Самое смешное, что возразить было нечего. Да, была драка, да, директор «Наследия» застрелился после разговора с нами… Но как объяснить неотёсанному мэру и всем жителям Эйвбери, что изувеченные нами люди – вовсе не люди, что Аткинсон, судя по всему, занимался в своей башне делами тёмными и опасными и насмерть перепугался разоблачения? Да и сам ли решил застрелиться, вот вопрос…
Вильямс поднял руку, требуя внимания.
– Всё не так просто, мистер Дилан, – зычно произнёс он, перекрывая сильным голосом крики толпы. – По случаям, о которых вы сказали, начато следствие. В интересах этого следствия ничего пояснить или прокомментировать я пока не могу. Скажу только, что вина членов комиссии в трагедии не установлена, и не исключено, что никакой их вины нет вовсе… Вы все знаете, что несколько дней назад в окрестностях Эйвбери погиб российский офицер, сотрудник Организации Объединённых Государств, и погиб страшно. Межправительственная комиссия создана для расследования его гибели. Не далее чем сегодня утром у нас побывал премьер-министр Хэррингтон и полномочия комиссии подтвердил. Поэтому она действует на законных основаниях. А вот любые попытки мешать её работе абсолютно незаконны…
Дилан сделал шаг вперёд и положил руку на плечо лейтенанту. Нас он демонстративно игнорировал.
– Джерри, сынок, – сказал он мягко, – ты здесь родился и вырос, ты наш. Я же твоих родителей знал, и тебя ещё мальчишкой помню… Не заступайся за них, не иди против общества. Если сход решил, чтобы комиссия убиралась, пусть убирается. Не надо возражать.
– Не могу с вами согласиться, мистер Дилан, – холодно сказал Вильямс, аккуратно снимая руку мэра со своего плеча. – Здесь собралась едва шестая часть жителей деревни, это ещё не сход… Имейте в виду, что с огнём играете. Изгнания комиссии никто не простит. Я уж не говорю про убийство офицера. Могу сказать наверняка, что ответ союзников будет жёстким, вплоть до оккупации деревни десантным корпусом. Вы этого хотите?

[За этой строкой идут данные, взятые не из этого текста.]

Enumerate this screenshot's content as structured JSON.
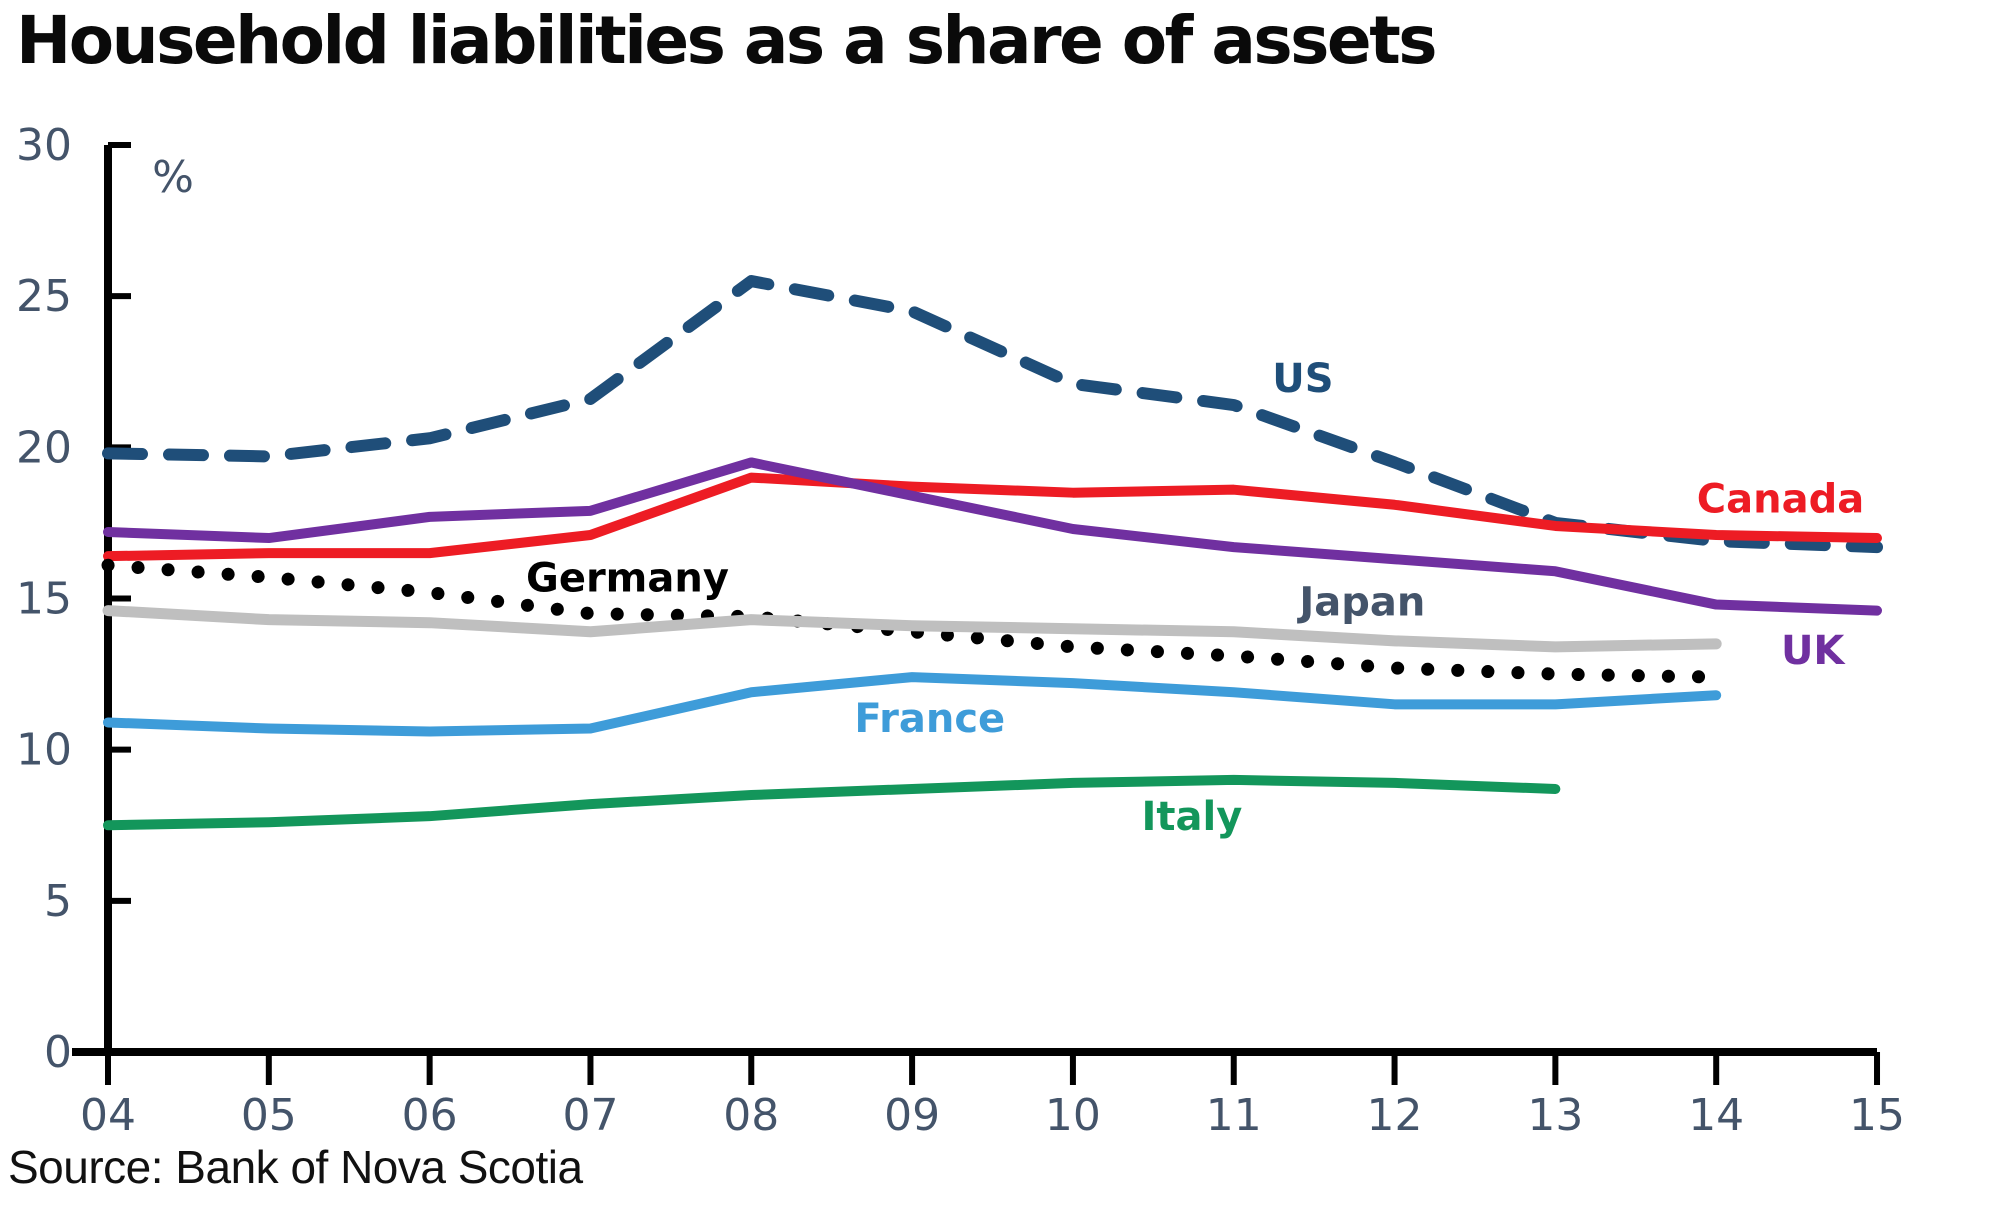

Ответом прозвучали возмущённые выкрики. Со своего подиума я вдруг увидел, что по главной деревенской улице мчится и лихо тормозит рядом с полицейским джипом тёмно-синяя малолитражка, из которой выскакивает Буранов. Ввинтившись в толпу с тыла, он ужом заскользил между людьми и спустя минуту оказался рядом с нами. Не знаю, как Вадим, а я испытал невольное облегчение, хотя в случае стычки ещё один боец ничего не решал – численный перевес местных жителей был подавляющим.
– Это их главный! – заорал белобрысый коротышка, тыча пальцем в Михаила Михайловича. Тот с достоинством сделал лёгкий полупоклон:
– Да, я председатель межправительственной комиссии. Моя фамилия Буранов, и я готов ответить на вопросы, которые, мне кажется, у вас есть…

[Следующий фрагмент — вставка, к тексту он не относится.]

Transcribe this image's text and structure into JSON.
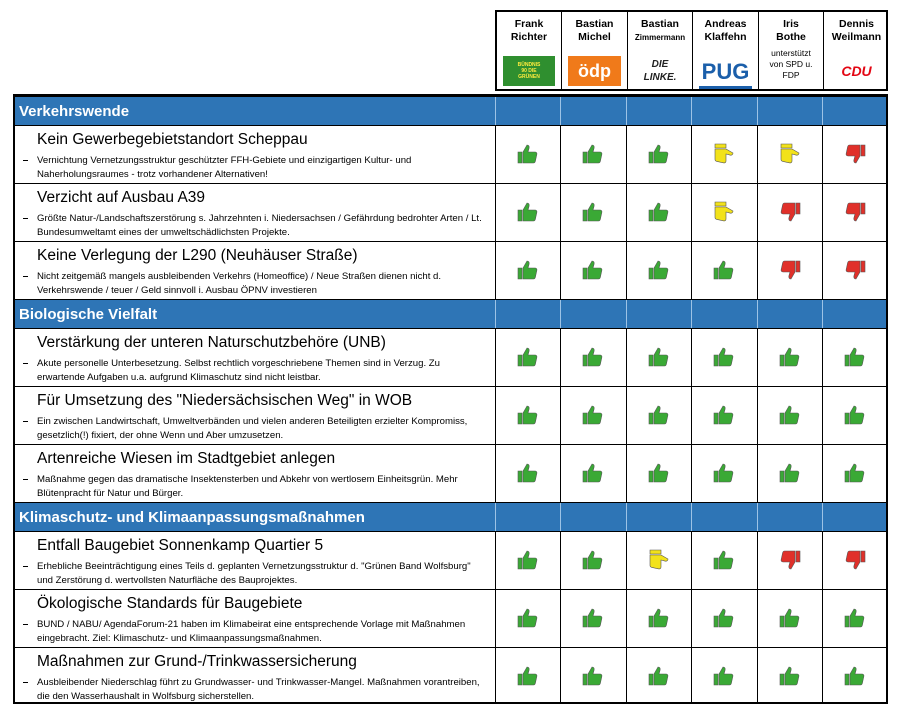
{
  "candidates": [
    {
      "first": "Frank",
      "last": "Richter",
      "logo": "BÜNDNIS 90 DIE GRÜNEN"
    },
    {
      "first": "Bastian",
      "last": "Michel",
      "logo": "ödp"
    },
    {
      "first": "Bastian",
      "last": "Zimmermann",
      "logo": "DIE LINKE."
    },
    {
      "first": "Andreas",
      "last": "Klaffehn",
      "logo": "PUG"
    },
    {
      "first": "Iris",
      "last": "Bothe",
      "logo": "unterstützt von SPD u. FDP"
    },
    {
      "first": "Dennis",
      "last": "Weilmann",
      "logo": "CDU"
    }
  ],
  "sections": [
    {
      "title": "Verkehrswende",
      "items": [
        {
          "title": "Kein Gewerbegebietstandort Scheppau",
          "description": "Vernichtung Vernetzungsstruktur geschützter FFH-Gebiete und einzigartigen Kultur- und Naherholungsraumes - trotz vorhandener Alternativen!"
        },
        {
          "title": "Verzicht auf Ausbau A39",
          "description": "Größte Natur-/Landschaftszerstörung s. Jahrzehnten i. Niedersachsen / Gefährdung bedrohter Arten / Lt. Bundesumweltamt eines der umweltschädlichsten Projekte."
        },
        {
          "title": "Keine Verlegung der L290 (Neuhäuser Straße)",
          "description": "Nicht zeitgemäß mangels ausbleibenden Verkehrs (Homeoffice) / Neue Straßen dienen nicht d. Verkehrswende / teuer / Geld sinnvoll i. Ausbau ÖPNV investieren"
        }
      ]
    },
    {
      "title": "Biologische Vielfalt",
      "items": [
        {
          "title": "Verstärkung der unteren Naturschutzbehöre (UNB)",
          "description": "Akute personelle Unterbesetzung. Selbst rechtlich vorgeschriebene Themen sind in Verzug. Zu erwartende Aufgaben u.a. aufgrund Klimaschutz sind nicht leistbar."
        },
        {
          "title": "Für Umsetzung des \"Niedersächsischen Weg\" in WOB",
          "description": "Ein zwischen Landwirtschaft, Umweltverbänden und vielen anderen Beteiligten erzielter Kompromiss, gesetzlich(!) fixiert, der ohne Wenn und Aber umzusetzen."
        },
        {
          "title": "Artenreiche Wiesen im Stadtgebiet anlegen",
          "description": "Maßnahme gegen das dramatische  Insektensterben und Abkehr von wertlosem Einheitsgrün. Mehr Blütenpracht für Natur und Bürger."
        }
      ]
    },
    {
      "title": "Klimaschutz- und Klimaanpassungsmaßnahmen",
      "items": [
        {
          "title": "Entfall Baugebiet Sonnenkamp Quartier 5",
          "description": "Erhebliche Beeinträchtigung eines Teils d.  geplanten Vernetzungsstruktur d. \"Grünen Band Wolfsburg\" und Zerstörung d. wertvollsten Naturfläche des Bauprojektes."
        },
        {
          "title": "Ökologische Standards für Baugebiete",
          "description": "BUND / NABU/ AgendaForum-21 haben im Klimabeirat eine entsprechende Vorlage mit Maßnahmen eingebracht. Ziel: Klimaschutz- und Klimaanpassungsmaßnahmen."
        },
        {
          "title": "Maßnahmen zur Grund-/Trinkwassersicherung",
          "description": "Ausbleibender Niederschlag führt zu Grundwasser- und Trinkwasser-Mangel. Maßnahmen vorantreiben, die den Wasserhaushalt in Wolfsburg sicherstellen."
        }
      ]
    }
  ]
}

– Нет у нас вопросов, – бесцеремонно перебил Дилан. – Всё уже ясно. Выметайтесь из Эйвбери, руссофранки! Полчаса на сборы, и ни пенсом больше! Прямо скажу: от греха подальше…
– Ну, это не вам решать, – миролюбиво ответил Буранов, вытирая с лица дождевые капли. К вечеру тучи окончательно сгустились, дело пахло нешуточным ливнем. – Комиссия создана по решению правительств Российской империи и Королевства Альбион. Только они вправе отозвать нас. Не верите мне, спросите у своего премьер-министра. Он сегодня здесь побывал и благословил на дальнейшую работу…
Дилан повернулся к толпе:
– Слышали, ребята? Хэррингтоном прикрывается. Да только, сдаётся мне, Хэррингтон любит их не больше нашего, ему просто деваться некуда: премьер всё-таки. А мы люди сельские, дипломатии не обученные. Выставим комиссию, и пусть потом жалуются в свою ООГ. Нечего тут расследовать. Мы вашего офицера… ну, которому голову отсекли… к себе не звали и плакать не будем!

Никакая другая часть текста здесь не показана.